Gabrielle Drake (1944 - ): Serious Glamour 

To be honest, Nick Drake is no more my cup of tea than Charlie Drake; though again, that's in no way to deny or denigrate his obvious talent and intelligence. He's just too much of an introspective hippie for my tastes (Nick - not Charlie).

But his older sister on the other hand, Gabrielle - now there's someone I have always loved to see on screen; be it as the purple-wigged Moonbase commander Lt. Gay Ellis in UFO (1970-71), or as motel boss Nicola Freeman in Crossroads (1985-87). Her appearance in a 1967 episode of The Avengers as Angora and, a decade later, as Penny the schoolteacher in an episode of The New Avengers, is also worthy of note and something for which I'm grateful.

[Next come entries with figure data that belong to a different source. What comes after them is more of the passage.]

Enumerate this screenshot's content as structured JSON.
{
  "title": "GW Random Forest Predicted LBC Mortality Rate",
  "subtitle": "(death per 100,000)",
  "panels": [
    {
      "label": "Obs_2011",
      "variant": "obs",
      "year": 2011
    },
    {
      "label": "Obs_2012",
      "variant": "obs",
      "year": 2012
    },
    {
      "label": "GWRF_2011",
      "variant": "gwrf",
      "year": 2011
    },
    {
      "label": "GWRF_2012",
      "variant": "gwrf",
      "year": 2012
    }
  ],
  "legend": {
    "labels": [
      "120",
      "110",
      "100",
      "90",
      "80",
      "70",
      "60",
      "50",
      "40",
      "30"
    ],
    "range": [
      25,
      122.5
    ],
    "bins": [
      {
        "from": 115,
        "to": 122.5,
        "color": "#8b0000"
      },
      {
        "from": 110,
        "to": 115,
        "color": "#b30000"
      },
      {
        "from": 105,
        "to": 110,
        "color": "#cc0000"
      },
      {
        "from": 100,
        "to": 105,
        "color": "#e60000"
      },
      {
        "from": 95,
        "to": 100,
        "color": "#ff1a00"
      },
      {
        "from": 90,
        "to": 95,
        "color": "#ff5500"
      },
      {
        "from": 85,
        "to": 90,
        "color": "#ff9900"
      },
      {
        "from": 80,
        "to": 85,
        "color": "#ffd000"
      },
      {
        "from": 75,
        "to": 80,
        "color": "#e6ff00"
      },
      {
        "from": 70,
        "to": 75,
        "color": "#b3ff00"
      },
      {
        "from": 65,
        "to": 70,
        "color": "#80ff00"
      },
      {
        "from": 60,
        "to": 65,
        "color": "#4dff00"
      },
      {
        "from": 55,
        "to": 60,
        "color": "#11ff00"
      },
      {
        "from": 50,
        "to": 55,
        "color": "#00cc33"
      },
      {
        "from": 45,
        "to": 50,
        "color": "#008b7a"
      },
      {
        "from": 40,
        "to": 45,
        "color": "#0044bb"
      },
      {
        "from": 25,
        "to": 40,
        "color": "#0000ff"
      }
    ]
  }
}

I'm grateful too for the fact that, unlike some actresses, Gabrielle was always happy when young to get her kit off and not above appearing in a number of seventies sexploitation films, including Au Pair Girls (dir. Val Guest, 1972), in which she has a leading role as Randi Lindstrom (that's right, ha-ha! she's Danish).

Perhaps of more interest to my more literary-minded readers will be the fact that she also appeared as a passenger (sacrifice) in a short film entitled Crash! (dir. Harley Cokeliss) and based on a story in J. G. Ballard's The Atrocity Exhibition. The movie also featured the author talking about ideas that he would later develop into one of the great twentieth-century novels. As one critic rightly noted, the presence of Miss Drake brought serious glamour to urban alienation.

Finally, it needs to be said that Gabrielle has worked tirelessly to ensure her brother's name and music live on and it's clear that, rather touchingly, she remains his biggest fan. In 2014, she published a memoir of her brother and in 2018 she collected a Hall of Fame Folk Award on his behalf.

I wish she were my sister ...


Notes

The Avengers episode mentioned above was from Season 5 and entitled 'The Hidden Tiger' (first shown in the UK on 3 March 1967); The New Avengers episode was 'Dead Men are Dangerous' (first shown in the UK on 8 Sept 1977).